アンコールプリュはもっとすごい馬になる可能性もあった
アンコールプリュ(牝3・友道厩舎【訂正】)の母はオイスターチケット(98年生まれ・父ウイニングチケット)で、ダービー3着のブラックシェル(父クロフネ・05年生まれ)などを輩出した、クズの出ないファミリーである。
そのブラックシェルともう1頭牝馬の活躍馬であるシェルズレイ(父クロフネ・03年生まれ)と本馬を比較してみると、3頭で一番基礎体力が高いのはやはりブラックシェルで、彼が母から受けた数値を10とすると、シェルズレイで5程度になる。
では、アンコールプリュはどうなのか。
実は彼女は母からほとんど体力の恩恵を受けていない。
アンコールプリュは母17歳時の産駒で、この年は条件によっては母から満点の体力を受け継ぐことができた。
しかし約1か月のズレで娘はその大チャンスを逃し、しかもあろうことか母からの体力的な恩恵がほとんどない身として生まれてきたのである。
デルニエオールは単に生まれ年が悪かっただけだが、アンコールプリュの場合は一生に一度のチャンスがあっただけに大変惜しい気がする。
しかしこればかりは自然の発情のこと。どうにもならない。
もし全てがうまくいけば、アンコールプリュはゆうに59程度の体力を獲得したはず。
しかも彼女の母系は3代前母の種付け時にも同じようにチャンスを逃したことがあり、なにかと残念なファミリーではある。
チャンスとピンチは紙一重、の典型だ。
おまたせ大穴候補はこの馬です
最後に意外かもしれないが、基礎体力では平均以下に位置するイサチルルンルン(牝3・竹内正洋厩舎)を大穴候補として挙げておく。
この馬、2代母の誕生日が定かでなく、いわゆる「一生に一度のチャンス」を逃したのか活かしたのかがうまく判定できない。
よって体力表では「44〜」と紹介したのだが、最大値で69に跳ね上がる可能性があるため、あくまで自己責任で買う楽しみはありそう。
もうひとつイサチルの強調材料として「ダート戦の経験」が挙げられる。
各競馬場とも芝の1400という条件は、ダート血統や、ダート経験がある馬の成績が良い。

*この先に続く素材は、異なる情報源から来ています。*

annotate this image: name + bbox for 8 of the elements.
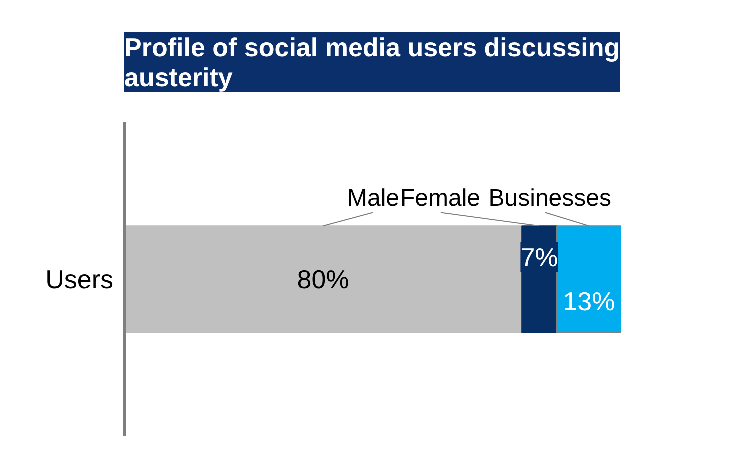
data-label: 13% xyxy=(563,286,616,316)
y-tick-label: Users xyxy=(46,264,114,294)
series-label: Female xyxy=(400,185,481,212)
data-label: 80% xyxy=(297,264,350,294)
data-label: 7% xyxy=(520,242,558,272)
series-label: Businesses xyxy=(488,185,612,212)
chart-title: Profile of social media users discussing austerity xyxy=(124,32,620,92)
series-label: Male xyxy=(347,185,400,212)
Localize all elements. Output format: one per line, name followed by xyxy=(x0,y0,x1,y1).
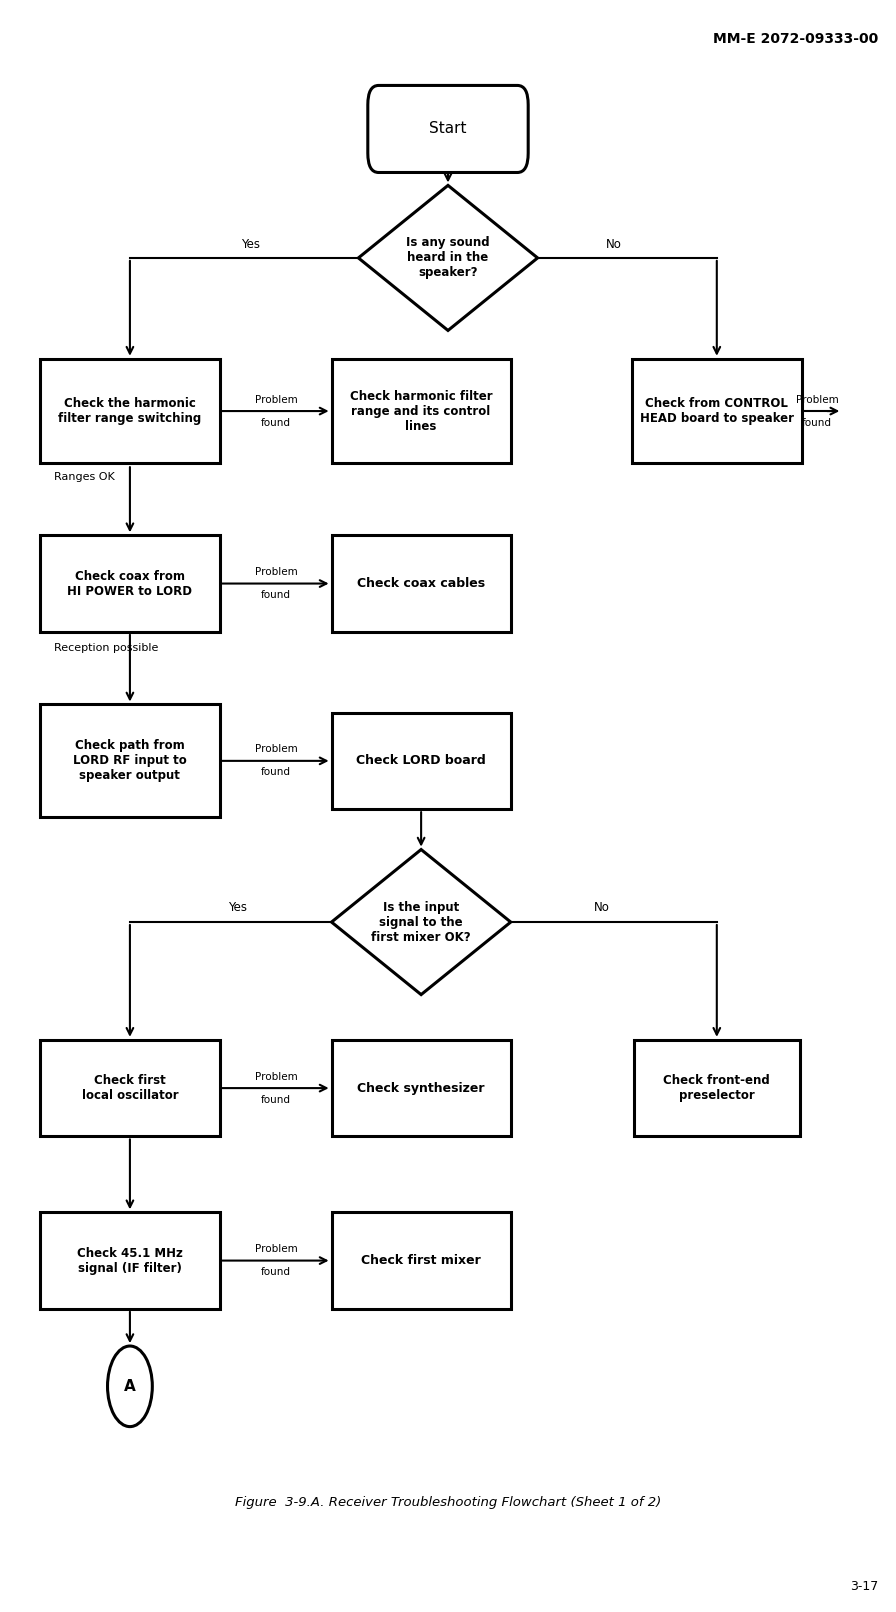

もしヒマなら新年一発目の3歳牝馬限定OP「紅梅S」あたりの毎年結果をひもといてみよう。
イサチルも前走芝替わりでバカにされ、13番人気での勝利だったわけだが、この手の馬をあまりバカにしない方がよい。
基礎体力的には各馬拮抗で大混戦だが、今年は自分の狙い馬を絞れば思わぬ高配当が待っていると思う。